The raw moral lesson is hard to handle in today’s hedonistic environment where the common culture is fixated on sexual self-discovery and realization. As much as we want to think that we have totally free choice to waste ourselves and our lives on whatever urge we have, the Torah is telling us that G-d does not, to put it mildly, approve. There comes a reckoning at some point after we no longer try to grow ourselves and our societies.

Back to the flood generation: Men have made it all about themselves, their fame, their power and glory, just like alpha males in any pack. G-d decides it is time to put the world through a gigantic reset, a “rinse and repeat” of the initial creation, but starting with a new family, that of Noach.

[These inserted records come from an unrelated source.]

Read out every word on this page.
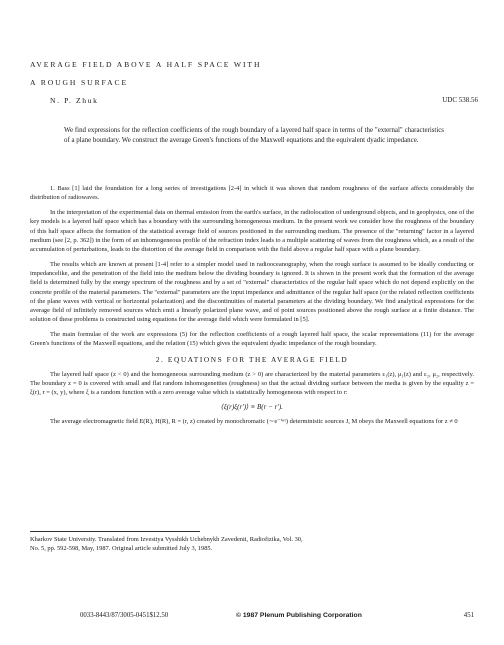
AVERAGE FIELD ABOVE A HALF SPACE WITH
A ROUGH SURFACE
N. P. Zhuk	UDC 538.56
We find expressions for the reflection coefficients of the rough boundary of a layered half space in terms of the "external" characteristics of a plane boundary. We construct the average Green's functions of the Maxwell equations and the equivalent dyadic impedance.

1. Bass [1] laid the foundation for a long series of investigations [2-4] in which it was shown that random roughness of the surface affects considerably the distribution of radiowaves.

In the interpretation of the experimental data on thermal emission from the earth's surface, in the radiolocation of underground objects, and in geophysics, one of the key models is a layered half space which has a boundary with the surrounding homogeneous medium. In the present work we consider how the roughness of the boundary of this half space affects the formation of the statistical average field of sources positioned in the surrounding medium. The presence of the "returning" factor in a layered medium (see [2, p. 362]) in the form of an inhomogeneous profile of the refraction index leads to a multiple scattering of waves from the roughness which, as a result of the accumulation of perturbations, leads to the distortion of the average field in comparison with the field above a regular half space with a plane boundary.

The results which are known at present [1-4] refer to a simpler model used in radiooceanography, when the rough surface is assumed to be ideally conducting or impedancelike, and the penetration of the field into the medium below the dividing boundary is ignored. It is shown in the present work that the formation of the average field is determined fully by the energy spectrum of the roughness and by a set of "external" characteristics of the regular half space which do not depend explicitly on the concrete profile of the material parameters. The "external" parameters are the input impedance and admittance of the regular half space (or the related reflection coefficients of the plane waves with vertical or horizontal polarization) and the discontinuities of material parameters at the dividing boundary. We find analytical expressions for the average field of infinitely removed sources which emit a linearly polarized plane wave, and of point sources positioned above the rough surface at a finite distance. The solution of these problems is constructed using equations for the average field which were formulated in [5].

The main formulae of the work are expressions (5) for the reflection coefficients of a rough layered half space, the scalar representations (11) for the average Green's functions of the Maxwell equations, and the relation (15) which gives the equivalent dyadic impedance of the rough boundary.

2. EQUATIONS FOR THE AVERAGE FIELD

The layered half space (z < 0) and the homogeneous surrounding medium (z > 0) are characterized by the material parameters ε₁(z), μ₁(z) and ε₂, μ₂, respectively. The boundary z = 0 is covered with small and flat random inhomogeneities (roughness) so that the actual dividing surface between the media is given by the equality z = ξ(r), r = (x, y), where ξ is a random function with a zero average value which is statistically homogeneous with respect to r:

⟨ξ(r)ξ(r′)⟩ ≡ B(r − r′).

The average electromagnetic field E(R), H(R), R = (r, z) created by monochromatic (∼e⁻ⁱʷᵗ) deterministic sources J, M obeys the Maxwell equations for z ≠ 0

Kharkov State University. Translated from Izvestiya Vysshikh Uchebnykh Zavedenii, Radiofizika, Vol. 30,
No. 5, pp. 592-598, May, 1987. Original article submitted July 3, 1985.
0033-8443/87/3005-0451$12.50	© 1987 Plenum Publishing Corporation	451
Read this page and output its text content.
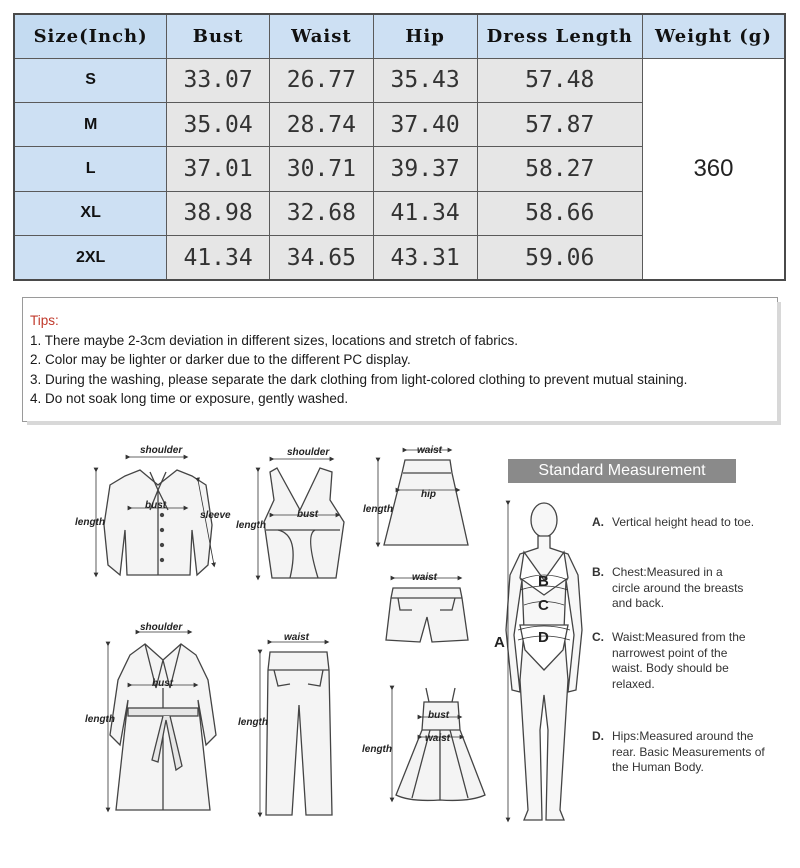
Size(Inch)	Bust	Waist	Hip	Dress Length	Weight (g)
S	33.07	26.77	35.43	57.48	360
M	35.04	28.74	37.40	57.87	
L	37.01	30.71	39.37	58.27	
XL	38.98	32.68	41.34	58.66	
2XL	41.34	34.65	43.31	59.06	
Tips:
1. There maybe 2-3cm deviation in different sizes, locations and stretch of fabrics.
2. Color may be lighter or darker due to the different PC display.
3. During the washing, please separate the dark clothing from light-colored clothing to prevent mutual staining.
4. Do not soak long time or exposure, gently washed.
shoulder
bust
sleeve
length
shoulder
bust
length
waist
hip
length
waist
shoulder
bust
length
waist
length
bust
waist
length
B
C
D
A
Standard Measurement
A. Vertical height head to toe.
B. Chest:Measured in a circle around the breasts and back.
C. Waist:Measured from the narrowest point of the waist. Body should be relaxed.
D. Hips:Measured around the rear. Basic Measurements of the Human Body.
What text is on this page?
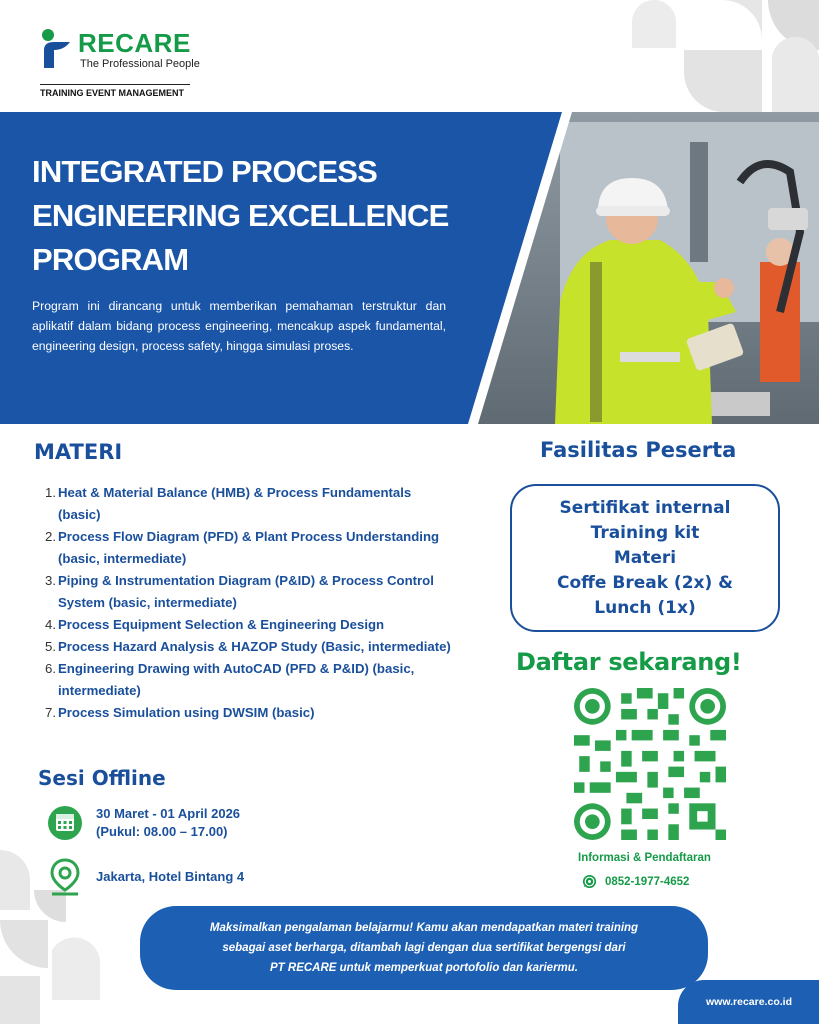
RECARE
The Professional People
TRAINING EVENT MANAGEMENT
INTEGRATED PROCESS
ENGINEERING EXCELLENCE
PROGRAM
Program ini dirancang untuk memberikan pemahaman terstruktur dan aplikatif dalam bidang process engineering, mencakup aspek fundamental, engineering design, process safety, hingga simulasi proses.
MATERI
1. Heat & Material Balance (HMB) & Process Fundamentals (basic)
2. Process Flow Diagram (PFD) & Plant Process Understanding (basic, intermediate)
3. Piping & Instrumentation Diagram (P&ID) & Process Control System (basic, intermediate)
4. Process Equipment Selection & Engineering Design
5. Process Hazard Analysis & HAZOP Study (Basic, intermediate)
6. Engineering Drawing with AutoCAD (PFD & P&ID) (basic, intermediate)
7. Process Simulation using DWSIM (basic)
Sesi Offline
30 Maret - 01 April 2026
(Pukul: 08.00 – 17.00)
Jakarta, Hotel Bintang 4
Fasilitas Peserta
Sertifikat internal
Training kit
Materi
Coffe Break (2x) &
Lunch (1x)
Daftar sekarang!
Informasi & Pendaftaran
0852-1977-4652
Maksimalkan pengalaman belajarmu! Kamu akan mendapatkan materi training
sebagai aset berharga, ditambah lagi dengan dua sertifikat bergengsi dari
PT RECARE untuk memperkuat portofolio dan kariermu.
www.recare.co.id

Why, of all people, is Noach saved?

The first clue is when he is born:

When Lamech had lived 182 years, he begot a son. And he named him Noah, saying, “This one will provide us relief from our work and from the toil of our hands, from the soil that the Lord cursed.”

What did Lamech do? Lamech is the first person in the Torah since Eve to invoke G-d. And he made Noach about the future. Not a “living in the moment” kind of glory, but a genuine hope for the future. Lastly, Lamech used words to bless a child. Lamech realized that words can change the world, just as G-d had used words to create the world.

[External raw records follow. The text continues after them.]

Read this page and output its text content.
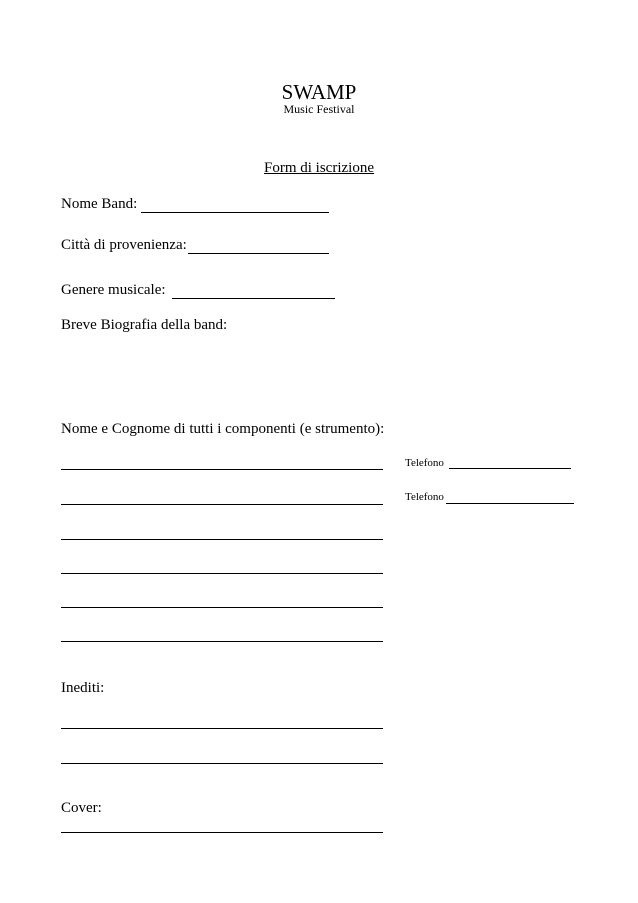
SWAMP
Music Festival
Form di iscrizione
Nome Band:
Città di provenienza:
Genere musicale:
Breve Biografia della band:
Nome e Cognome di tutti i componenti (e strumento):
Telefono
Telefono
Inediti:
Cover:
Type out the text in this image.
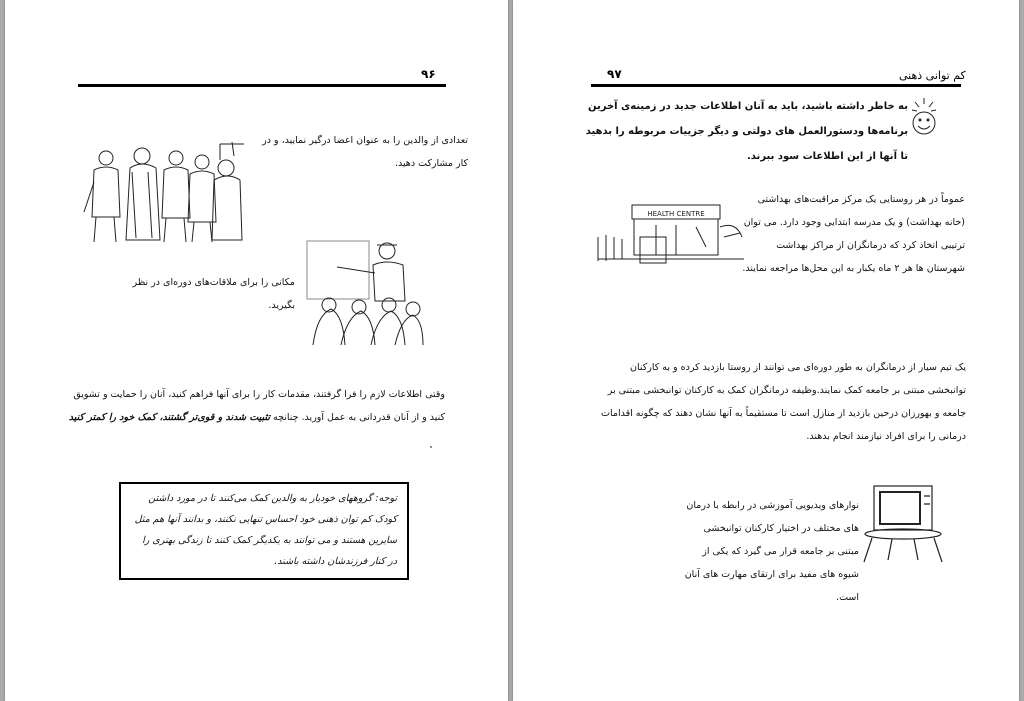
۹۶
تعدادی از والدین را به عنوان اعضا درگیر نمایید، و در کار مشارکت دهید.
مکانی را برای ملاقات‌های دوره‌ای در نظر بگیرید.
وقتی اطلاعات لازم را فرا گرفتند، مقدمات کار را برای آنها فراهم کنید، آنان را حمایت و تشویق
کنید و از آنان قدردانی به عمل آورید. چنانچه تثبیت شدند و قوی‌تر گشتند، کمک خود را کمتر کنید
توجه: گروههای خودیار به والدین کمک می‌کنند تا در مورد داشتن کودک کم توان ذهنی خود احساس تنهایی نکنند، و بدانند آنها هم مثل سایرین هستند و می توانند به یکدیگر کمک کنند تا زندگی بهتری را در کنار فرزندشان داشته باشند.
۹۷	کم توانی ذهنی
به خاطر داشته باشید، باید به آنان اطلاعات جدید در زمینه‌ی آخرین برنامه‌ها ودستورالعمل های دولتی و دیگر جزییات مربوطه را بدهید تا آنها از این اطلاعات سود ببرند.
HEALTH CENTRE
عموماً در هر روستایی یک مرکز مراقبت‌های بهداشتی (خانه بهداشت) و یک مدرسه ابتدایی وجود دارد. می توان ترتیبی اتخاذ کرد که درمانگران از مراکز بهداشت شهرستان ها هر ۲ ماه یکبار به این محل‌ها مراجعه نمایند.
یک تیم سیار از درمانگران به طور دوره‌ای می توانند از روستا بازدید کرده و به کارکنان توانبخشی مبتنی بر جامعه کمک نمایند.وظیفه درمانگران کمک به کارکنان توانبخشی مبتنی بر جامعه و بهورزان درحین بازدید از منازل است تا مستقیماً به آنها نشان دهند که چگونه اقدامات درمانی را برای افراد نیازمند انجام بدهند.
نوارهای ویدیویی آموزشی در رابطه با درمان های مختلف در اختیار کارکنان توانبخشی مبتنی بر جامعه قرار می گیرد که یکی از شیوه های مفید برای ارتقای مهارت های آنان است.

In this blessing, Lamech was not emulating nature, like his contemporaries. Instead, he was emulating G-d. Noach reaps the benefits of this blessing. So, when the rest of the world is too far gone to be saved, G-d retains the one person who has been linked to the power of words, to G-d’s existence itself, and to hope for the future: Noach.

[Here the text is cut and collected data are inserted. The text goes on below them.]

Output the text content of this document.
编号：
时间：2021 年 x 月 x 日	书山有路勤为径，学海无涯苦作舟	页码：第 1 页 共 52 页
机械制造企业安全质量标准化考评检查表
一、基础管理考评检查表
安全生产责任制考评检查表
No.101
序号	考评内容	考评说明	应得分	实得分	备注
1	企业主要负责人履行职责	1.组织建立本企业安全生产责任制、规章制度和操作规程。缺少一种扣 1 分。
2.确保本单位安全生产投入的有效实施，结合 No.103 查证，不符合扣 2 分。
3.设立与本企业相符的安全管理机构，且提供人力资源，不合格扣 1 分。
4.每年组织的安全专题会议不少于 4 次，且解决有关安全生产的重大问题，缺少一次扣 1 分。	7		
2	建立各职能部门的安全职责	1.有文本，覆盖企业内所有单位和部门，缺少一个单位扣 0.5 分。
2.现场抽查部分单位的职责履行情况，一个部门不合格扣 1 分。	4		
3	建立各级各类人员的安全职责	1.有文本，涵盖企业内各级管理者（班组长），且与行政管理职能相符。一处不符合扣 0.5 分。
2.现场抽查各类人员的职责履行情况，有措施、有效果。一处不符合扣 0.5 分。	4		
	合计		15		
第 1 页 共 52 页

Seen in this light, other decisions G-d makes are now clearer: Terach, the father of Avram, is the first to name a son after his father (Nahor) — to connect the past to the future, to see that mankind’s path in this world is a long game, intergenerational.

Avram means “the father of nations,” and he, too, is named for the future. G-d chooses him as well, to be the first person in the Torah who travels to a new place because he has a specific mission, a purpose beyond mere migration. The first three words in the Torah can be read as “G-d created beginnings.” And Avram was the first man after Noach to live those words, to begin entirely anew.

Big picture: G-d wants a relationship with us. He wants to see us grow up, just like any proud parents want to see their child grow. Not just get big and healthy but also develop mentally and emotionally and spiritually. That first failed experiment with the world showed that humans, left to their own devices, became mankind in a state of nature, a chaotic tyranny of might makes right. And it needed to be destroyed so that at least some lives might actually be lived for a higher purpose.

The flood generation was a godless society. Such societies are not burdened with the fanciful idea that each person has a divinely gifted soul and thus deserves respect regardless of that person’s frailties or limitations. In those godless societies, we don’t need a flood to exterminate wide swaths of humanity: We can do it to ourselves with the guillotine, gas chamber, gulag and a Great Leap Forward.

Investing in the long, intergenerational opportunities for mankind to grow and elevate itself and the world around it is the alternative G-d wants us to choose. These are the pathways pioneered by Noach, Terach and Avram.